La ricerca dell’Università Cattolica del Sacro Cuore ha classificato le baby gang in quatto macro settori: del primo, più frequente e diffuso, fanno parte i gruppi senza una struttura, attori di azioni violente ed estemporanea. Il secondo, limitato ad aree specifiche del Paese, ha legami o ispirazioni alla criminalità organizzata. Sono gruppi che nascono in contiguità con contesti sociali criminali già presenti nel territorio. Non ne fanno parte, ma ne sono vicini, e vedono le attività criminali come primo passo per la carriera criminale. Del terzo gruppo fanno parte gang ispirate alla criminalità organizzata di stampo straniero, in particolare del Sud America. L’ultimo gruppo, che ha una distribuzione specifica ma ampia, riguarda vere e proprie piccole associazioni criminali che nascono con una finalità violenta.
“Si tratta di nuove modalità di delinquere. Non registriamo quindi un aumento quantitativo ma qualitativo: cambia il modo di delinquere e come viene raccontato- ha spiegato Marco Dugato- dalla nostra ricerca emerge che spesso i giovani non riconoscono modelli da seguire. E in questo contesto il. Covid ha fatto da amplificatore. Insieme ai social network e alla spersonalizzazione delle relazioni, con un’amplificazione della cultura competitiva che mette i giovani in contatto con stili di vita non reali. Infine, c’è il tema della mercificazione del crimine: pubblicando le loro azioni, i giovani vedono un aumento di follower che si traduce in denaro e di meccanismi di simulazione”.

Il Capo Dipartimento per la Giustizia minorile e di Comunità, Gemma Tuccillo, in collegamento, ha detto che oggi “i ragazzi sono più fragili e rispondono con un’aggressività che si deve realizzare in gruppo. Ma quando i ragazzi entrano nel circuito penale e vengono guidati e accolti dal personale con un ventaglio di opportunità culturali e formative, che spesso incontrano per la prima volta, allora i ragazzi rispondono in maniera positiva e iniziano a sviluppare un senso di cittadinanza attiva e responsabilità. In questo, il confronto con la vittima aiuta a far nascere un processo di consapevolezza”.

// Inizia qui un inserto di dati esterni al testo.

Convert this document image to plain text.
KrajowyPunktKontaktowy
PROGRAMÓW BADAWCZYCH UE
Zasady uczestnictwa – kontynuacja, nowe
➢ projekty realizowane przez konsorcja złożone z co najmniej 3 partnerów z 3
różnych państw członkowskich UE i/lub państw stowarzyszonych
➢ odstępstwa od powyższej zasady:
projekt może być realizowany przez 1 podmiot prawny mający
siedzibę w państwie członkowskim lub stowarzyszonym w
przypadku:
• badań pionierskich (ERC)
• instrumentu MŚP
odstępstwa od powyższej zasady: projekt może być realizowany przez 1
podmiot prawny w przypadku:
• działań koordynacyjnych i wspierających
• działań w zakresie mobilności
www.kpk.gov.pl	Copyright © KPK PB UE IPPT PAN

Daniele Biondo, psicoanalista SPI-IPA di bambini e adolescenti, ha spiegato che “questi comportamenti nascono dall’odio verso gli adulti che li lasciano soli. Questo non deve giustificare il progetto di vendetta dei giovani. Ma lo possiamo comprendere. Una mente adolescente, lasciata sola, non è in grado di elaborare l’odio, ed usano il loro corpo in maniera violenta per far sentire la propria presenza. Ecco perché non dobbiamo lasciarli soli, testimoniando altre possibilità”.